How to interpret movie scenes: the action point of view
We watch movies, but movies act on us.
They are also multi-dimensional. One could liken or compare The Artist to a portrait, a novel or a symphony. Maybe all rolled up into one huge art and cultural alloy.
Movies carry so many dimensions that it is natural to ask: how does one really watch a movie? Like say, The Lord of the Rings, or Baahubali?
That might sound kiddish. You simply watch a movie like you read a novel, or look at a painting, or listen to a song. You simply watch it.
Or if you have in mind serious reflections, you can check out film analysis and cinema studies, and find out about signs, codes, metaphors and symbols. The language of cinema.

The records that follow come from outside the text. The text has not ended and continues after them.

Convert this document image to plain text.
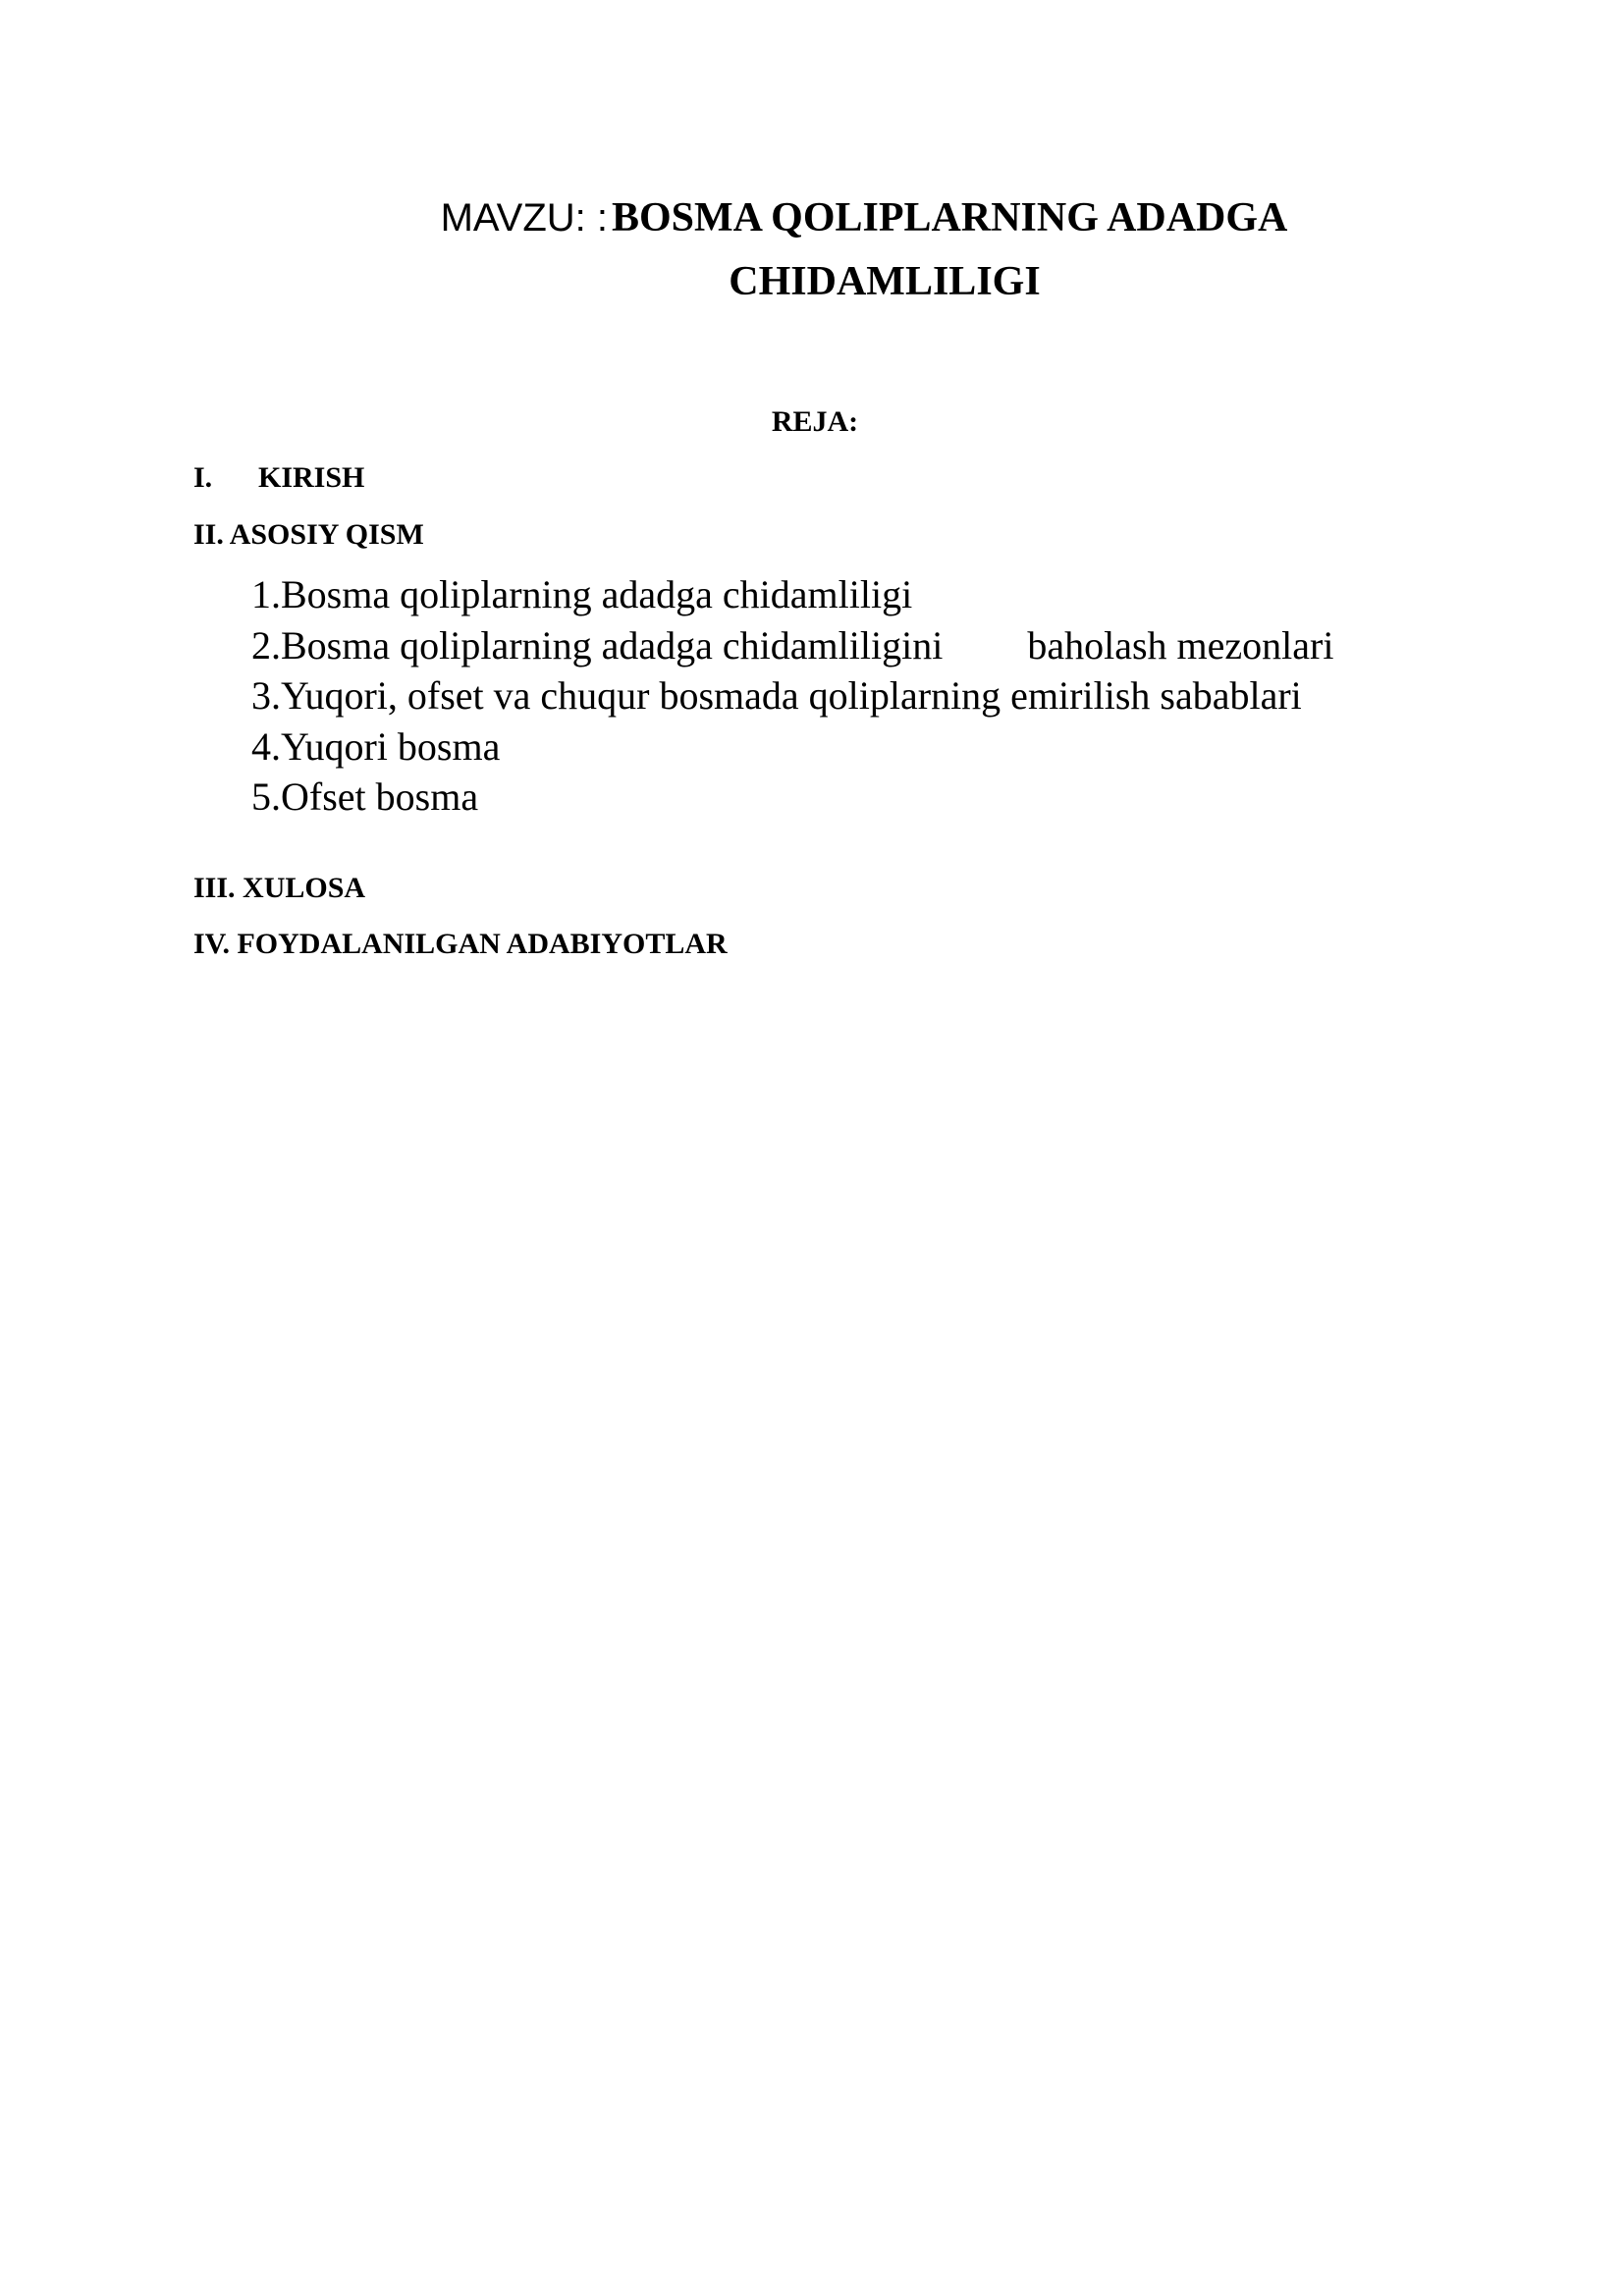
MAVZU: : BOSMA QOLIPLARNING ADADGA
CHIDAMLILIGI
REJA:
I. KIRISH
II. ASOSIY QISM
1.Bosma qoliplarning adadga chidamliligi
2.Bosma qoliplarning adadga chidamliligini baholash mezonlari
3.Yuqori, ofset va chuqur bosmada qoliplarning emirilish sabablari
4.Yuqori bosma
5.Ofset bosma
III. XULOSA
IV. FOYDALANILGAN ADABIYOTLAR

But that sort of spoils the actual experience. You wouldn’t want to suddenly begin your cinema studies dissecting symbols and miss out on Black Widow in action.
In the past year or two I watched many movies. From Hollywood, Bollywood, and even Tollywood.
And the two-hour plus, belief-suspended, intense emotional experiences often left me giddy and thoughtless.
Surely it was easy to understand movies. They had three or four parts. And there was a story, a script and dialogues. The actors were on the screen playing it out. What could be so baffling? Heck, I had attended a script writing workshop, written short plays, and even directed one inside a workshop.
I was not on terms with movies. There was something amiss. Was there a way to watch them that could give a more complete sense of the on goings on screen.
I had once tried to watch the visuals on screen and describe them in verbal language. So I would watch a smoke filled night patrol scene unfold, or a car chase sequence, and mentally describe it in my own words. But this was tiresome.
I tried it another way. I could watch actions and scenes and match them to corresponding parts of the script. Like a visual format converted to its ‘novel’ form. This one was easier, and allowed me to focus on many things in the scene and what actors did, which earlier might have gone unnoticed. I was in essence reading the ‘novel’ by watching the movie. But doing this left me feeling dry after a while.The mind needs to be shut off while watching.
So I turned my gaze on another dimension: meaningful, substantive, real action. That everyone paid for and went to watch.
The action perspective
A movie by its very nature is a sequence of actions that unfold in a story defined space and time. There can’t be anything in it, but some action that propels the story forward.
We also consider movies as a visual medium. The visual language (derived from settings, camera angles, lights, colors and so on) comes into play and needs attention. Imagine placing actors and sets at random and using ill placed camera angles. The scenes would lose their highlights and power. But in my method of viewing, it is secondary.
I tried this method on some movies, and it gave me a better experience with interpreting and reading movies on the go.
Let’s check out the following clips, where I have placed comments using the above method. The comments are meant to draw attention to the action, and are really a bare minimum suggestion. While watching, observe the action as a whole.
Avengers: Age of Ultron
The simplest way to use this method is in real action sequences. The initial fight scene between Hawkeye and the ‘enhanced’. The setting among trees is important – allows hide-seek and rapid turn around.
The bedroom scene. Hope has just defended his title, and is heavily bruised. The use of wall mirror is surprising. This element doesn’t appear again. I wonder if it was used to invoke some symbolic connection with the fact that the wife was to die later.
The poor girl is now a princess-to-be, and is all set to attend the castle party.
You might observe many other aspects in the above clips. Every pair of eyes is different. The main thing is to stay focused on action. Good editors and directors will try and present only the most important and meaningful bits, and the scenes will be edited and tailor-made to form a complete story.
Finally, there will be higher and more abstract things to contend with – metaphors, symbols, repeated patterns, connections… These should begin to make sense as you continue and finish watching.
Have a happy movie watching weekend!